The voice was closer now. Around the corner, my best guess was. I threw the rat against the brick wall, its head shattering; blood staining the wall, its body lying lifelessly near my feet, his dead eyes looking at me, brain matter everywhere.

Then I saw her.

"Kannst du mir helfen?" a young girl asked hoarsely, like she was a smoker; she was wearing nothing but a white rag, blackened by soot; her skeleton was visible, her lips chapped and her hair falling out. I moved towards her and then I saw it - a single yellow star pinned to her chest. A fucking polluted, unclean, ignoble, traitorous Jew! I spat on her, the spit landing straight on her nose, running down. She didn't flinch or care. She was used to the abuse her people did to her. She must have been wandering the streets for months now, every since the Nazis came and took her family away. She must have hid somewhere or someone helped her. But now she was alone, with me.

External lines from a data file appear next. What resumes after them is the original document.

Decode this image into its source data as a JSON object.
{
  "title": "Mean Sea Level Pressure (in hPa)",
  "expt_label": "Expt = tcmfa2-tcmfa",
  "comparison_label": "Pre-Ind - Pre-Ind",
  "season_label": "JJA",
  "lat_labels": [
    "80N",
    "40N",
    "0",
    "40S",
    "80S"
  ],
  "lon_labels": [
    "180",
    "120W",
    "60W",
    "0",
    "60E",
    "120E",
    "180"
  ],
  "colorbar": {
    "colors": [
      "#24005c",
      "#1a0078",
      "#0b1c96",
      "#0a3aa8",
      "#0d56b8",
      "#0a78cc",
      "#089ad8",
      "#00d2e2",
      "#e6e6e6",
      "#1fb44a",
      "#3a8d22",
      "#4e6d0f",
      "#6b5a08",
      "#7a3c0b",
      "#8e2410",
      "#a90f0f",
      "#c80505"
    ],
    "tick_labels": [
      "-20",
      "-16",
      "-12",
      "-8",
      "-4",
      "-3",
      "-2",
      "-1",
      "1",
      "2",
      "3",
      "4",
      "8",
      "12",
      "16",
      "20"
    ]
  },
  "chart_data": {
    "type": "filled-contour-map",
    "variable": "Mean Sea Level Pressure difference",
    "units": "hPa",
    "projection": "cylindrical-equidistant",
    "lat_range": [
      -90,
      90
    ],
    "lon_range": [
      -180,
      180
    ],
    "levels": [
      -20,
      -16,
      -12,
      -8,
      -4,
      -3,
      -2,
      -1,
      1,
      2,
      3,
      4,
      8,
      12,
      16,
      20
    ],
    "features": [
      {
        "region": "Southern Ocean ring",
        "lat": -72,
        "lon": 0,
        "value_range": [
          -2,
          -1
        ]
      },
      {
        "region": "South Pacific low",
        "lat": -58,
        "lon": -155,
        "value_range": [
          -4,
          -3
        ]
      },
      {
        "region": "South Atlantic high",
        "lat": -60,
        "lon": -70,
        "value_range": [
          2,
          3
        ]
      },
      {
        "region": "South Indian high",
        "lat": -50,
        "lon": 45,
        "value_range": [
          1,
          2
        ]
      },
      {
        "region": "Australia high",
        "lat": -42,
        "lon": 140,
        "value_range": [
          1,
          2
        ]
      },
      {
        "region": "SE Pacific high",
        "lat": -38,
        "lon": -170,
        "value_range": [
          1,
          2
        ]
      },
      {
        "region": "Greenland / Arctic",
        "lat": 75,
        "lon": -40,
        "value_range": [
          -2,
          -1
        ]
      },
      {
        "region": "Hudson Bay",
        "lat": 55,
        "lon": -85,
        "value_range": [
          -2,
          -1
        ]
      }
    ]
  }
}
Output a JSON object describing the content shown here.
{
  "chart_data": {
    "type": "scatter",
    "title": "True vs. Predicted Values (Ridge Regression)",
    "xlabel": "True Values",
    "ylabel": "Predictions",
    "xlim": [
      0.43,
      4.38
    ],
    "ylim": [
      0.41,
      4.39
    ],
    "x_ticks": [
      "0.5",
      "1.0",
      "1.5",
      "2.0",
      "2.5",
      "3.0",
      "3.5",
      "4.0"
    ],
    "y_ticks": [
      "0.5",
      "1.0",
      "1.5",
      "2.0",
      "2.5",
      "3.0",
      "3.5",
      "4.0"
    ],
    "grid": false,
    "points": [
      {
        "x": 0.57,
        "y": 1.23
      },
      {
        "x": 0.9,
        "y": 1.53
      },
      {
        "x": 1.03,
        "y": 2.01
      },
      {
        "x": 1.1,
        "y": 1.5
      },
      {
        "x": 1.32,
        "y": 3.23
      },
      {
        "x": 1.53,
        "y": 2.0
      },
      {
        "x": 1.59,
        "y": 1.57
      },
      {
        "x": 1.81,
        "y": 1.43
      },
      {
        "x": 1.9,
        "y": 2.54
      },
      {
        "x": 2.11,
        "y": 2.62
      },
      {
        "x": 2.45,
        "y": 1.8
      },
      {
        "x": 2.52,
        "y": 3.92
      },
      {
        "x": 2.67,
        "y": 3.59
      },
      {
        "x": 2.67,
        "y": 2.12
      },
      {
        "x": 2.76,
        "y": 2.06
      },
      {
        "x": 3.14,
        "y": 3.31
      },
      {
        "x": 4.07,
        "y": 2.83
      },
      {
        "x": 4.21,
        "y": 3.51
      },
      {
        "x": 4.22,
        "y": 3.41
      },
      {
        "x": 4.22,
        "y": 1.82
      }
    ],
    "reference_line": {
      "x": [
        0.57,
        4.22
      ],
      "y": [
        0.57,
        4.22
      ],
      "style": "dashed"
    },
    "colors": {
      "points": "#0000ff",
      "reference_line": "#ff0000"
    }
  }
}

"Hilfe." She took a step forward, her skinny legs wobbling underneath her weight. I stepped back. She was not afraid of me, or my eyes. Maybe she thought I was some sort of angel that will end her suffering - now that I could be. I pushed her to the ground and lay on top of her, fear were in her eyes but there was no fight in her. I pushed her head away from her left shoulder, making her neck visible, and then I bit down, hard.

Her blood will not last long, I needed more. But it will do, for now. The girl was dead now. I pulled her head from her neck, with a small quick snap, it came loose. I removed the jaw and pulled the skin off and removed the eyes. Till in the end in my hands was now a skull, not my first child either. With my pointed nails, I carve the Star of David onto her forehead, reminding her she cannot escape being the dirt that she will always be.